Für Dein Geld wäre das dann optimal, und die CPU ist so gut, dass du sicher in 2-3 Jahren mal durch eine neue Grafikkarte wieder einen sehr starken PC hast - kannst natürlich auch früher mal die Graka aufrüsten, weil die R9 280X halt "Mittelklasse" ist, dafür ist die CPU aber eben grundsolide als Basis - die Graka reicht für BF4 auf hohen Details aber bestimmt noch gut aus. Besser wird es erst mit ner Karte für ca 280-300€


----------



## GuidoZahid (22. Juni 2015)

würdest du den mir eher eine empfehlen für 280-300 wenn das geld da ist, den dann geb ich lieber jetzt 300 aus dafür als wie wenn ich dann wieder eine neue mir hole
wegen kühltürmen kennst du dich da aus ?


----------



## GuidoZahid (22. Juni 2015)

hast du ein tipp für eine bessere karte die ich nehemn könnte ? was wäre den die beste die ich nhem könnte und die mit allen komponenten im einklang ist ? also jetzt mal vom geld abgesehen


----------



## Herbboy (22. Juni 2015)

Also, eine AMD R9 290, diese hier zB Gigabyte Radeon R9 290 WindForce 3X OC, 4GB GDDR5, 2x DVI, HDMI, DisplayPort (GV-R929OC-4GD) Preisvergleich | Geizhals Deutschland , wäre halt ca 25% schneller als die R9 280X.

Aber auch die 280X passt noch gut, da musst du halt nur "früher" aufrüsten, als wenn du ne R9 290 nimmst.

CPU-Kühler: der Alpenföhn Brocken ECO wäre schon sehr gut, es reicht aber auch ein zB Arctic Freezer 13 CO


----------



## GuidoZahid (22. Juni 2015)

ok danke also ich werde die besser nehmen, ist auf längere sicht gesehen besser und ich denk da kann man auch noch in 5 jahren gute spiele mit spielen 
danke für alles ich werde mir alles nach dem 10.07 holen wenn wieder der nächste gehalt auf dem konto ist  warst eine super hilfe


----------



## Herbboy (22. Juni 2015)

boah, 5 Jahre - das wird aber nix, dazu ist selbst eine 1000€_Grafikkarte nicht der Lage - außer vlt.
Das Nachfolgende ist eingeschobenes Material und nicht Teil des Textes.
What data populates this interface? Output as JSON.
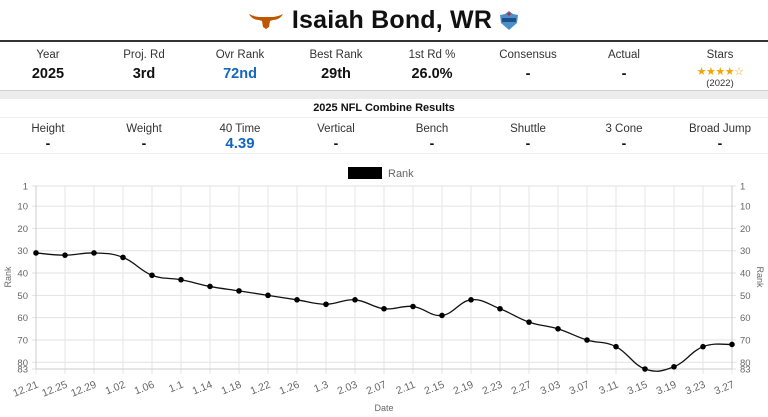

Dir reichen in 5 Jahren die DANN minimalsten Details, die dann halt aussehen wie heutiges Ultra    Es kann sein, dass das Dir dann aber doch sehr lange reicht - wenn ich sehe, dass du bisher nur mit der 630 GT ausgekommen bist... die Karte war an sich noch nie für Gaming geeignet.


----------



## GuidoZahid (22. Juni 2015)

achja und wegen der ssd ist die sehr wichtig ? ich würde eh nur battelfiel und arma instalieren. falls ja welcher ist den am besten von preis leistung ?


----------



## GuidoZahid (22. Juni 2015)

ja also wiegesagt ich bin zu frieden wenn es flüssig läuft und die grafik auf mittleren einstellungen läuft und hab auch bis her nur cs-go gespielt aber battelfield hat es mir angetan deswegen rüst ich auf, aber ich denk für mich reicht das 5 jahre


----------



## Herbboy (22. Juni 2015)

Die SSD ist an sich eher für den Komfort gut - Windows läuft dann gefühlt schneller, weil "Kleinkram" extrem schnell lädt. Für Spiele bringt es nur was bei den Ladezeiten, nicht aber im Spiel selbst. Wie viel Platz belegen die beiden Games denn? Nicht die Spielstände usw. vergessen.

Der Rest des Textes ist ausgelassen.